Regarding the ECB meeting, more clarity on economic momentum and risks will be needed before the Bank considers any further changes to forward guidance and measures to mitigate side effects of negative interest rates on banks (e.g. tiered rate system on banks’ excess reserves, more favorable TLTRO terms). More details on the new TLTROs will be provided at a future meeting, likely June when the ECB staff’s updated economic forecasts will be released. Note that euro area bank lending data improved in February, with loans to the private sector up by 3.2% yoy. Moreover, according to the bank Lending Survey for Q1:19: credit standards to corporates remained in a slightly easing mode, against banks’ expectations for a modest tightening at the time of the previous survey (mid-January). On the negative side, loan demand was slightly weaker.
Regarding Brexit, the EU Summit provided an extension to Article 50 to October 31st. If the Withdrawal Agreement (WA) is ratified by both the UK and the EU before October 31st, the withdrawal will take place on the first day of the following month. In the event this happens by May 22nd, the UK will not need to participate in the European Parliament elections. If the WA is not ratified by May 22nd, the UK is obliged to hold these elections, otherwise a no-deal Brexit will occur on 1 June 2019. Any changes to the WA were ruled out, but the accompanying Political Declaration on the future relationship is open for amendments. Concrete political developments in the UK now appear less likely before the end of the Easter holiday (thus post April 22nd).
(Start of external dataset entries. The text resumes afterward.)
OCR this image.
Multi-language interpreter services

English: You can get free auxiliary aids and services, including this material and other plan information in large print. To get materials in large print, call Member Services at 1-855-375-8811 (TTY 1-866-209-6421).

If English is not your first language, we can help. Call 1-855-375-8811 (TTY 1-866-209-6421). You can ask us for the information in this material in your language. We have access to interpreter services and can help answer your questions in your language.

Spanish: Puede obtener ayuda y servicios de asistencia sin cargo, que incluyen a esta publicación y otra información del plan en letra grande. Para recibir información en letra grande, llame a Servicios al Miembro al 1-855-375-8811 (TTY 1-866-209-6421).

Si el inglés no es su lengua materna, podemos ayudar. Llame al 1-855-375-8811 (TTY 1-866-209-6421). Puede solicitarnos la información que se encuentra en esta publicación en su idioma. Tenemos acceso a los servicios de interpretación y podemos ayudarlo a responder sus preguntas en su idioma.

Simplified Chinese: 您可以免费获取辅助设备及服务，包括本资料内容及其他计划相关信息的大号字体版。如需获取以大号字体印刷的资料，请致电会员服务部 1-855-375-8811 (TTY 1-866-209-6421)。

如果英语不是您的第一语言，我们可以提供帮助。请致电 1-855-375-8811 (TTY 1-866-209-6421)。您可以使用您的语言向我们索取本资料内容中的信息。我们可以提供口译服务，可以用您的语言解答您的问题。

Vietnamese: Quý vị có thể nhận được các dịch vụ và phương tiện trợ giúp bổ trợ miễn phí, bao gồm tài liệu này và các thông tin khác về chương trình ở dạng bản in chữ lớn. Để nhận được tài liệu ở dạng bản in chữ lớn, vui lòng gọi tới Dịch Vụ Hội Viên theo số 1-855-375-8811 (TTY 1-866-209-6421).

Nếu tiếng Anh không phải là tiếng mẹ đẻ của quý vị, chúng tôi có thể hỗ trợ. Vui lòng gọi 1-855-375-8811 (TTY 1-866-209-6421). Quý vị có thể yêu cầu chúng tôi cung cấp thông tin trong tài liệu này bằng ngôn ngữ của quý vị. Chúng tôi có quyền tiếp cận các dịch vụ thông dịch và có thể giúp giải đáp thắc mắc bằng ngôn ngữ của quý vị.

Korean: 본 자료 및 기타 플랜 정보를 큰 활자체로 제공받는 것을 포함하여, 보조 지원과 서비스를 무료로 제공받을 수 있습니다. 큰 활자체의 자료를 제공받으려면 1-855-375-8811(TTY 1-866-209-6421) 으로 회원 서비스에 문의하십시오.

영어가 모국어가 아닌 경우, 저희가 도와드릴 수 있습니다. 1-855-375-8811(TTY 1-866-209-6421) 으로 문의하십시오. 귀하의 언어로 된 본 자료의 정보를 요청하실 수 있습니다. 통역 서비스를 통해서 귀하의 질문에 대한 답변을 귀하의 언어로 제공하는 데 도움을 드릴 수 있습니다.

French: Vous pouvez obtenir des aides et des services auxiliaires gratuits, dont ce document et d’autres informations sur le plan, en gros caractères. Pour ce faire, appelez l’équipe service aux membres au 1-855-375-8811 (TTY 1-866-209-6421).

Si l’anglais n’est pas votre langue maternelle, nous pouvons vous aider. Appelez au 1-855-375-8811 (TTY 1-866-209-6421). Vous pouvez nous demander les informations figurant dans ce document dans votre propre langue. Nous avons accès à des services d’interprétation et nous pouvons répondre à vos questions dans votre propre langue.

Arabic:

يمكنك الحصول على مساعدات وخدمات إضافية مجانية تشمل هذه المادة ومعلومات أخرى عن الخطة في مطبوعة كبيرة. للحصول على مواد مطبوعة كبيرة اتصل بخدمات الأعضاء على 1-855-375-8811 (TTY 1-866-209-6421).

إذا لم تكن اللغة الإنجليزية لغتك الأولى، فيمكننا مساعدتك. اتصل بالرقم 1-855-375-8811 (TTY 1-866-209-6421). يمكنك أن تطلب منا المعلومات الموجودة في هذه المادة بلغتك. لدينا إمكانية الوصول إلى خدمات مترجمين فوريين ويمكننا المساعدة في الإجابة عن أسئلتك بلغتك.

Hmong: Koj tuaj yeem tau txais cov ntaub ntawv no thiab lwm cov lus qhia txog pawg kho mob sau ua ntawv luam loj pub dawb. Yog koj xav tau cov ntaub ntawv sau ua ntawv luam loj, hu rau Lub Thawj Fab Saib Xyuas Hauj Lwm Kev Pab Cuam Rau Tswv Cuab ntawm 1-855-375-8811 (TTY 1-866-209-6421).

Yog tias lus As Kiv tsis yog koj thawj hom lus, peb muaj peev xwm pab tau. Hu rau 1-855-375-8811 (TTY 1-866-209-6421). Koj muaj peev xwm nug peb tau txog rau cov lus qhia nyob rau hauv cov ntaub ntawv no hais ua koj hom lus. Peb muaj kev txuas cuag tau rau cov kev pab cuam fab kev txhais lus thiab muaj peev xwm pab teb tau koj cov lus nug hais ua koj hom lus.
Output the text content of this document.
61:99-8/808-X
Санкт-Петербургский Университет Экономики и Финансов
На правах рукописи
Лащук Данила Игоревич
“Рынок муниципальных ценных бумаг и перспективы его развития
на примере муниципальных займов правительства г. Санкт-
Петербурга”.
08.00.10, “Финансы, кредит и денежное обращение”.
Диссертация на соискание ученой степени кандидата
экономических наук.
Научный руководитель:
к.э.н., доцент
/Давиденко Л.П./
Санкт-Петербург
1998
Regarding equity markets, the corporate earnings season started last week, with JPM ($2.65 vs $2.35) and Wells Fargo ($1.20 vs $1.11) reporting better-than-expected earnings for Q1:19. Overall, out of the 29 companies that have reported so far, 83% have exceeded consensus estimates. However, consensus remains moderate regarding Q1 overall, expecting a decline of 4.3% yoy vs circa +13% yoy in Q4:18. The situation is expected to improve during the remainder of 2019, in line with fundamentals (+3.5% vs 20% in 2018).
Key catalysts going forward will be Chinese Q1:2019 GDP -- due on April 17th. Against the backdrop of the latest positive data (credit, trade) and diminishing trade risks, consensus expects a 6.3% yoy outcome in Q1:2019 compared with 6.4% in Q4:2018. For the whole year, the IMF has upgraded its 2019 estimates for Chinese growth to 6.3% (+0.1 pp) vs 6.6% in 2018.